Indexing failure. Google's crawler abandons pages in a redirect loop after a few attempts. The page drops from the index entirely — you'll see it reported as a redirect error in Search Console's Coverage report.

Wasted crawl budget. Every attempt to crawl a looped URL consumes crawl budget without successfully indexing a page. For large sites, this means other pages get crawled less frequently.

Lost link equity. External backlinks pointing to looped URLs pass no value. The link equity sits in a dead end until the loop is resolved.

User experience. Visitors see an error page instead of your content. Depending on the browser, they see "ERR_TOO_MANY_REDIRECTS," "This page isn't working," or a blank page.

FAQs

How many redirects before a loop error?

Browsers typically stop after 20 redirects. Google's crawler follows up to 10 redirect hops. If your chain exceeds these limits — whether it's a true loop or just an excessively long chain — the page becomes inaccessible.

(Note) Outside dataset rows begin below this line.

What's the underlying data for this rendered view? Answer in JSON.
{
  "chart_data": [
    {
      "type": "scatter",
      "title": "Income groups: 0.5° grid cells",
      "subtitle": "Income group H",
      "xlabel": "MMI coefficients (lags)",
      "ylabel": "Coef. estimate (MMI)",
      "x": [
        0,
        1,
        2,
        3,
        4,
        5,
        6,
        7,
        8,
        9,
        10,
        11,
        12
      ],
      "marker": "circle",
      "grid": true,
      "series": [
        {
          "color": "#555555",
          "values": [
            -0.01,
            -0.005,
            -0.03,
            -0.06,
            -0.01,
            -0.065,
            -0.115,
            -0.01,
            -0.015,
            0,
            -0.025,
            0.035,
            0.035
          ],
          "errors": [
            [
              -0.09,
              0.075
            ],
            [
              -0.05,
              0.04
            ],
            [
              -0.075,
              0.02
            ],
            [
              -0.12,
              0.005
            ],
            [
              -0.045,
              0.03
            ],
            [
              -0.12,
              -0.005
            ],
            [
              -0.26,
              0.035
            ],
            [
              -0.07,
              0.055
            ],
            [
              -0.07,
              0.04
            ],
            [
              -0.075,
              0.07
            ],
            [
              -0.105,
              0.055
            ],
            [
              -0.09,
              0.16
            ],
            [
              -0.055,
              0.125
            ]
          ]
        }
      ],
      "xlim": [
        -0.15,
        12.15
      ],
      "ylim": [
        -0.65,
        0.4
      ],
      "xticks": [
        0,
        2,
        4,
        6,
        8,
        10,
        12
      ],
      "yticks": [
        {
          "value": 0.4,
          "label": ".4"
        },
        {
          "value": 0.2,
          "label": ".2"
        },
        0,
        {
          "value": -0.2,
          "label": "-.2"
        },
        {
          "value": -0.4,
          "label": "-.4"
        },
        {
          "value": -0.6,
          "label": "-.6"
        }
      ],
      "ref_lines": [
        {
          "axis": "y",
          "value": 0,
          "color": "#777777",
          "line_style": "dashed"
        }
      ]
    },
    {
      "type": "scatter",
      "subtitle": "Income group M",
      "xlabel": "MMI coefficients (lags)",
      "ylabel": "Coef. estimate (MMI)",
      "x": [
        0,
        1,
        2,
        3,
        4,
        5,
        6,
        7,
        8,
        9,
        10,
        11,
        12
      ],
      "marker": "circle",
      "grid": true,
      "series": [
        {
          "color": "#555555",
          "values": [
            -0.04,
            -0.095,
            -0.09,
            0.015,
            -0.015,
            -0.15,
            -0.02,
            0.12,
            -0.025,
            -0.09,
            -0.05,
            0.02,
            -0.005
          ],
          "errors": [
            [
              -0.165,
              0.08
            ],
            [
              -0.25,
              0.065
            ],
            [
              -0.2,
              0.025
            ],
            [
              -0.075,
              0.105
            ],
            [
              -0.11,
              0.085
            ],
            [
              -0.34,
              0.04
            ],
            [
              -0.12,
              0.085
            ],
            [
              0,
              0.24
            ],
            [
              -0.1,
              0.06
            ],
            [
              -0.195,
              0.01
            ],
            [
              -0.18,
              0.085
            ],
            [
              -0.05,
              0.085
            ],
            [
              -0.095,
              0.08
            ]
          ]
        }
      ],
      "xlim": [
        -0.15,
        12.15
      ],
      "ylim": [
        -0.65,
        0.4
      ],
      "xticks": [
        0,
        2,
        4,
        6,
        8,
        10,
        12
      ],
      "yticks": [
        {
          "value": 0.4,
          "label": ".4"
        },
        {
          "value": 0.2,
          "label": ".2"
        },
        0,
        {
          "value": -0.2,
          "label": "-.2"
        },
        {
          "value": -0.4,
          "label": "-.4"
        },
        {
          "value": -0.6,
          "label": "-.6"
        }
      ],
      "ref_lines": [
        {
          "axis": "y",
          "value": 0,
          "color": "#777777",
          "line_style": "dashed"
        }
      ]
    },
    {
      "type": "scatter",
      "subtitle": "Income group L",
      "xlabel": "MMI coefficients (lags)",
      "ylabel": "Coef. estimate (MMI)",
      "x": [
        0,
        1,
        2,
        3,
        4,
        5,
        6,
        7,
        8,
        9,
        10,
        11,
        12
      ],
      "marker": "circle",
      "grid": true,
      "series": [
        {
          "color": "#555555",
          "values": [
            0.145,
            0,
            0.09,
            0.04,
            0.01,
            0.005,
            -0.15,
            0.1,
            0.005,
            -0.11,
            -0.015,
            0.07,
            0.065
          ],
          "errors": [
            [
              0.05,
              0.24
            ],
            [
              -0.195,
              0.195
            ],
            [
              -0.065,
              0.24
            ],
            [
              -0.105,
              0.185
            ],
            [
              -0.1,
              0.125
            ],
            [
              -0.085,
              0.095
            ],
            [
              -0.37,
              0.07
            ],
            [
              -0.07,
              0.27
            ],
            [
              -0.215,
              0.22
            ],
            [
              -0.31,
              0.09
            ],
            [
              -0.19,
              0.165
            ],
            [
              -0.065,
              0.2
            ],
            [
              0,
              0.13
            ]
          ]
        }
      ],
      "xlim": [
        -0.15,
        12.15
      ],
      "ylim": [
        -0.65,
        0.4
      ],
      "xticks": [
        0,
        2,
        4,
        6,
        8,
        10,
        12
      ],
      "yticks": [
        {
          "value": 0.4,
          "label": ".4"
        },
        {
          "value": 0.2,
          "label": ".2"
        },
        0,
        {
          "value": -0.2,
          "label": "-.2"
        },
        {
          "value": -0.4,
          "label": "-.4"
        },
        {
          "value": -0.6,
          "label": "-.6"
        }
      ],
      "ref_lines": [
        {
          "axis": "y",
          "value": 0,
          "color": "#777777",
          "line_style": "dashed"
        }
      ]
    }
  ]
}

Can a redirect loop affect other pages on my site?

Not directly. The loop only blocks the specific URLs involved. However, if many pages are stuck in loops, the cumulative crawl budget waste can slow indexing for the rest of your site.

How do I prevent redirect loops during site migrations?

Map every old URL to its new destination before launching. Test the redirect rules in a staging environment. Run a full-site crawl after launch to catch any loops. Pay special attention to the HTTP/HTTPS and www/non-www layers, which are where most migration loops originate.

Will Google penalize my site for redirect loops?

There's no ranking penalty for redirect loops. The affected pages simply fail to index. Once you fix the loop, Google will recrawl and reindex the pages — typically within days if the site is crawled frequently.